Travelers officials were asked Jan. 21 about business interruption losses from the COVID-19 pandemic and whether a ruling released Jan. 15 by the Supreme Court of the United Kingdom could have an impact. “Our view on our business interruption exposure remains unchanged,” replied Schnitzer.
In July of 2020, Schnitzer said most Travelers BI policies have virus exclusions and also require losses to be caused by direct physical damage to property from a covered cause of loss.
During the Q2 2020 conference call in July, Schnitzer said Travelers does not expect many BI claims from COVID to actually pay out.
The U.K. Supreme Court decision released Jan. 15 was over a test case launched by the British Financial Conduct Authority.
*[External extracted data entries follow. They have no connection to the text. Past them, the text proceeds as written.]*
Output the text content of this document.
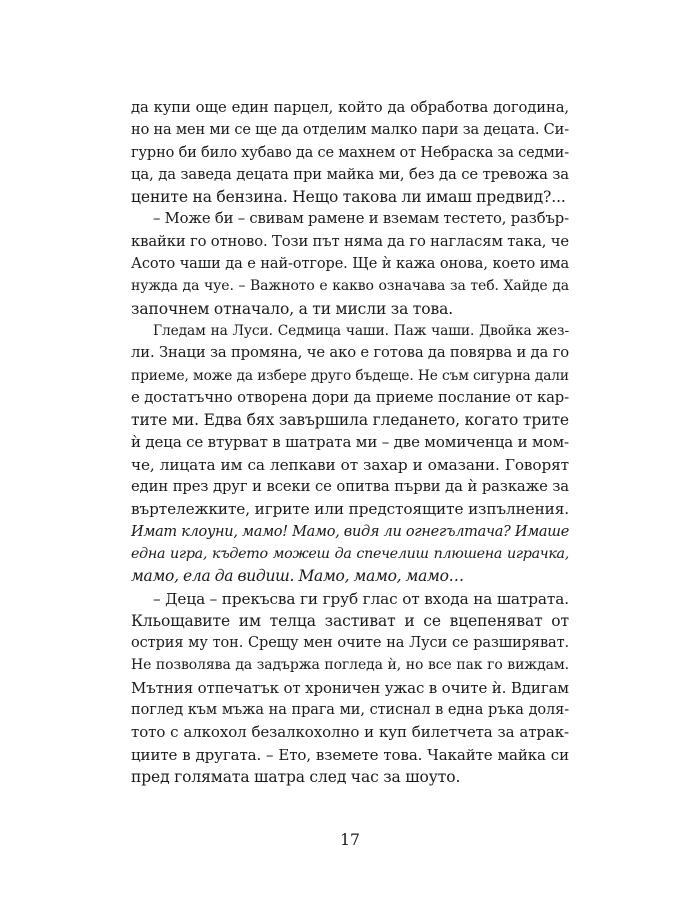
да купи още един парцел, който да обработва догодина,
но на мен ми се ще да отделим малко пари за децата. Си-
гурно би било хубаво да се махнем от Небраска за седми-
ца, да заведа децата при майка ми, без да се тревожа за
цените на бензина. Нещо такова ли имаш предвид?...
– Може би – свивам рамене и вземам тестето, разбър-
квайки го отново. Този път няма да го нагласям така, че
Асото чаши да е най-отгоре. Ще ѝ кажа онова, което има
нужда да чуе. – Важното е какво означава за теб. Хайде да
започнем отначало, а ти мисли за това.
Гледам на Луси. Седмица чаши. Паж чаши. Двойка жез-
ли. Знаци за промяна, че ако е готова да повярва и да го
приеме, може да избере друго бъдеще. Не съм сигурна дали
е достатъчно отворена дори да приеме послание от кар-
тите ми. Едва бях завършила гледането, когато трите
ѝ деца се втурват в шатрата ми – две момиченца и мом-
че, лицата им са лепкави от захар и омазани. Говорят
един през друг и всеки се опитва първи да ѝ разкаже за
въртележките, игрите или предстоящите изпълнения.
Имат клоуни, мамо! Мамо, видя ли огнегълтача? Имаше
една игра, където можеш да спечелиш плюшена играчка,
мамо, ела да видиш. Мамо, мамо, мамо…
– Деца – прекъсва ги груб глас от входа на шатрата.
Кльощавите им телца застиват и се вцепеняват от
острия му тон. Срещу мен очите на Луси се разширяват.
Не позволява да задържа погледа ѝ, но все пак го виждам.
Мътния отпечатък от хроничен ужас в очите ѝ. Вдигам
поглед към мъжа на прага ми, стиснал в една ръка доля-
тото с алкохол безалкохолно и куп билетчета за атрак-
циите в другата. – Ето, вземете това. Чакайте майка си
пред голямата шатра след час за шоуто.
17
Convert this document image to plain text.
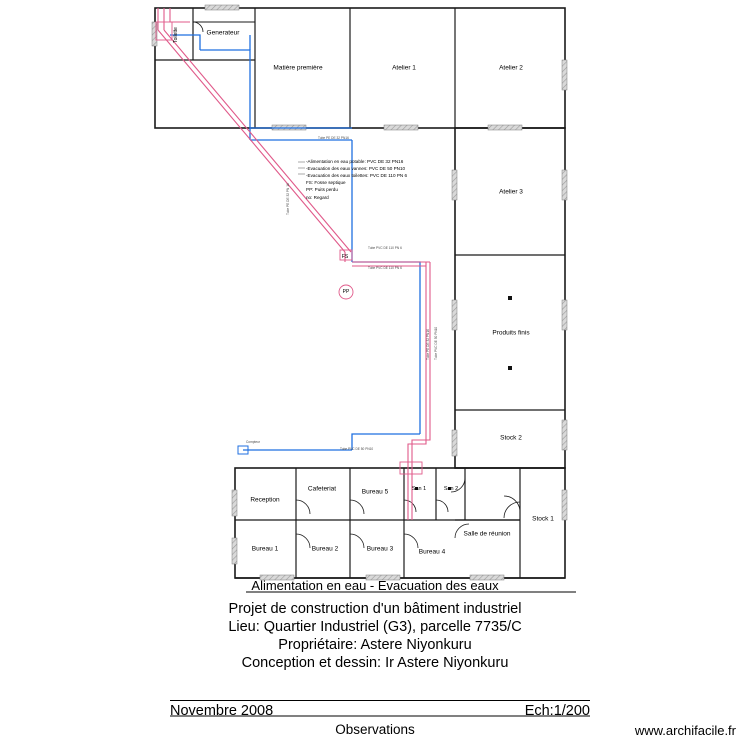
Toilette	Generateur
Matière première	Atelier 1	Atelier 2
Atelier 3
Produits finis
Stock 2
Stock 1
Reception
Cafeteriat	Bureau 5	San 1	San 2
Bureau 1	Bureau 2	Bureau 3	Bureau 4
Salle de réunion
FS
PP
-Alimentation en eau potable: PVC DE 32 PN16
-Evacuation des eaux vannes: PVC DE 50 PN10
-Evacuation des eaux toilettes: PVC DE 110 PN 6
FS: Fosse septique
PP: Puits perdu
no: Regard
Tube PE DE 32 PN16
Tube PVC DE 110 PN 6
Tube PVC DE 110 PN 6
Tube PVC DE 50 PN10
Tube PE DE 32 PN16 Tube PVC DE 50 PN10
Tube PE DE 32 PN 16
Compteur
Alimentation en eau - Evacuation des eaux

Projet de construction d'un bâtiment industriel

Lieu: Quartier Industriel (G3), parcelle 7735/C

Propriétaire: Astere Niyonkuru

Conception et dessin: Ir Astere Niyonkuru

Novembre 2008	Ech:1/200
Observations	www.archifacile.fr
The FCA took eight insurers to court over 21 policy wordings that the insurers said should not cover the COVID-related business interruption losses.
The British court ruling was largely against the insurers with respect to the 21 policy wordings, none of which require physical loss or damage to premises. Instead, those policies cover either BI arising either from a “notifiable disease” within a certain distance of the business, or BI from an action on the part of a government or civil authority preventing access to or use of the premises
“There is nothing in that FCA decision in Europe that has caused us to think any differently about our exposure or the reserves that we put up for it,” Schnitzer said on Jan. 21 of the Travelers business interruption coverages.